Hungarian urban legend states that Miksa Falk was a distant relative of the American actor Peter Falk, but there is no known evidence of their relation. A statue of Peter Falk is located on Miksa Falk Street in Budapest.

==Works==
Initially, Falk worked for the magazine Ungar (Hungarian), then he moved to Vienna. He started to write articles at the newspaper Oesterreichische Zeitung, but when the newspaper was banned, he went to work for the newspaper Wanderer. In Hungary, he had articles in Pesti Napló, where he criticized absolutism. At the same time, he wrote supporter conservative articles anonymously for the Budapesti Hírlap. After the Austro-Hungarian Compromise of 1867, he returned to Hungary for good and became the editor-in-chief of the German-language newspaper Pester Lloyd, and also worked for the Politikai Hetilap (Political Weekly Newspaper).
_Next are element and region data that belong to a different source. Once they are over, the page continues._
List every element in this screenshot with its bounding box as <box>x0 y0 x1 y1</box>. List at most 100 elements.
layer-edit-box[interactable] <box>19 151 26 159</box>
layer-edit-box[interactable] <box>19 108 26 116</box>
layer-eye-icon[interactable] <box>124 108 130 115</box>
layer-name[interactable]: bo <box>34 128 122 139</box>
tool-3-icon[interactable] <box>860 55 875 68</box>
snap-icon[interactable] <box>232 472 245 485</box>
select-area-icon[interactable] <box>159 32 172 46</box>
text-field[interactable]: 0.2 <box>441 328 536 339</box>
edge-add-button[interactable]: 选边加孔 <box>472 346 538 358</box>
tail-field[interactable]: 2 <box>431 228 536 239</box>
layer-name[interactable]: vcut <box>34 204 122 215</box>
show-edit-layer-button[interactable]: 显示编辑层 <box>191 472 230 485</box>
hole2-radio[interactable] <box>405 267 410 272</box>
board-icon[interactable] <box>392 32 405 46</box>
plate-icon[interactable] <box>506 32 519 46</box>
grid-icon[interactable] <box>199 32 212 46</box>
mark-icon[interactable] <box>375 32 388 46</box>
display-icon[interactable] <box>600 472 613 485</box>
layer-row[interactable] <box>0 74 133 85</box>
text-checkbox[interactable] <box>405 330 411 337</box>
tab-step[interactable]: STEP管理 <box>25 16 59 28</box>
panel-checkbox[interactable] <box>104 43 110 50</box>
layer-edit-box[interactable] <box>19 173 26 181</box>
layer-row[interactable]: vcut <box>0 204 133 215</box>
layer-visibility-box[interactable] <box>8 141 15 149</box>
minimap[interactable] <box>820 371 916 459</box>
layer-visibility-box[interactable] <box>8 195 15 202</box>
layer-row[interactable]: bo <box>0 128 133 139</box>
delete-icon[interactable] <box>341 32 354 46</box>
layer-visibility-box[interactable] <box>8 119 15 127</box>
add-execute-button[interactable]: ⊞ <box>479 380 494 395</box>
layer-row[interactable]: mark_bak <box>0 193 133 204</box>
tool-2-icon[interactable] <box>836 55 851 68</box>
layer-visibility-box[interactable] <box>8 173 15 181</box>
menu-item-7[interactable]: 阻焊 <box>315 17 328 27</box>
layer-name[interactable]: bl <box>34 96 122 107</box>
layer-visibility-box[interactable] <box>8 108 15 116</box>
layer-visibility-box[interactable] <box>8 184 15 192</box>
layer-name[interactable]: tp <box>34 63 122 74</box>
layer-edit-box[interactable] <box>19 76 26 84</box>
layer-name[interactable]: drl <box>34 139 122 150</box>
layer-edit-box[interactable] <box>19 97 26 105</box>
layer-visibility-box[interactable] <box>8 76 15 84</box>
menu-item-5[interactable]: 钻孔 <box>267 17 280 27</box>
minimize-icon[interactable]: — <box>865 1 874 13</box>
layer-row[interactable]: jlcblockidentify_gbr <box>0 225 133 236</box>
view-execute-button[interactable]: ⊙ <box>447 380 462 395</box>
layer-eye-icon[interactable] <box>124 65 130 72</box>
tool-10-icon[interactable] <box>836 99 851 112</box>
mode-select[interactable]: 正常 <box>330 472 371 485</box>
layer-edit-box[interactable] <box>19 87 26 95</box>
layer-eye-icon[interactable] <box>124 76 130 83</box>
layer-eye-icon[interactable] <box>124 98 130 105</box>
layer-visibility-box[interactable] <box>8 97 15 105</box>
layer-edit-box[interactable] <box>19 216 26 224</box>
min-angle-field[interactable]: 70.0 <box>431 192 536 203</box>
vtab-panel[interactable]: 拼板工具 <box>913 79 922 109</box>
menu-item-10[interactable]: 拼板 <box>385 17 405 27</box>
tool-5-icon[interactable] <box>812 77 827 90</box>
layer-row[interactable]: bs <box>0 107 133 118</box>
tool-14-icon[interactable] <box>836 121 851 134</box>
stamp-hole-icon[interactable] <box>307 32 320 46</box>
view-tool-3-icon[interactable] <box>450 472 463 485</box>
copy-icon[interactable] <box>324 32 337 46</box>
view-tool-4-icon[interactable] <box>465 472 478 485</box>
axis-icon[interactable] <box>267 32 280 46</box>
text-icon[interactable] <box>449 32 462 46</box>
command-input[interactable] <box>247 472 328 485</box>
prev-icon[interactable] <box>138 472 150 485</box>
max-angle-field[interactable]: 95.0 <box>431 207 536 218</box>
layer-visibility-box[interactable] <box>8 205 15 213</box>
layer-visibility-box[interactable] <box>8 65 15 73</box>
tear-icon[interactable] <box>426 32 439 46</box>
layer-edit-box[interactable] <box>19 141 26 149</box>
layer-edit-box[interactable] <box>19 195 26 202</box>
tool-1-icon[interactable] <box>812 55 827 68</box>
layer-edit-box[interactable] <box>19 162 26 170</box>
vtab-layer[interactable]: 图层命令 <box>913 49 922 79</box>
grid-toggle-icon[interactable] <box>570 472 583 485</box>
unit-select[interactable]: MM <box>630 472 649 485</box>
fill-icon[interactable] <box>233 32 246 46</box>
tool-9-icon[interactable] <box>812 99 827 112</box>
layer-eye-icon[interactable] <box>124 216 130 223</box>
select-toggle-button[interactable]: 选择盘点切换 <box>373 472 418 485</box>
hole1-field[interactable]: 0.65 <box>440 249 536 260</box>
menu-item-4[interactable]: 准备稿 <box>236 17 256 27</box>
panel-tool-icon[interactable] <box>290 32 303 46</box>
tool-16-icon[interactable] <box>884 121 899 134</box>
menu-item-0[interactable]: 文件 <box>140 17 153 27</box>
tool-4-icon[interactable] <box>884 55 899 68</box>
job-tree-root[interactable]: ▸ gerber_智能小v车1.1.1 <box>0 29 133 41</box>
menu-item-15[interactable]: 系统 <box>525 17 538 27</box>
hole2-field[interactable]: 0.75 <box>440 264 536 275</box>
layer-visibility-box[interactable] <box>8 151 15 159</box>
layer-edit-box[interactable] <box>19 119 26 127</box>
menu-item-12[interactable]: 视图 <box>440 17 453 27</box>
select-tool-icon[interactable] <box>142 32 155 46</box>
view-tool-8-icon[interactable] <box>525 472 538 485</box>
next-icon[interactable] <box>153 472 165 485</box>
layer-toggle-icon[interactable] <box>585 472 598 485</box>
He taught the Hungarian language to Austrian-Hungarian Empress Elisabeth of Bavaria.

==Political life==

Between 1850 and 1860, he joined the circle of István Széchenyi, who at that time lived in Döbling, Austria. He supported the Compromise of 1867 with his articles. From 1875, he became the representative of the Liberal Party founded by Ferenc Deák. He was representative of cities Kőszeg, Arad and Keszthely in several periods. The party collapsed in 1905 and Miksa Falk retired.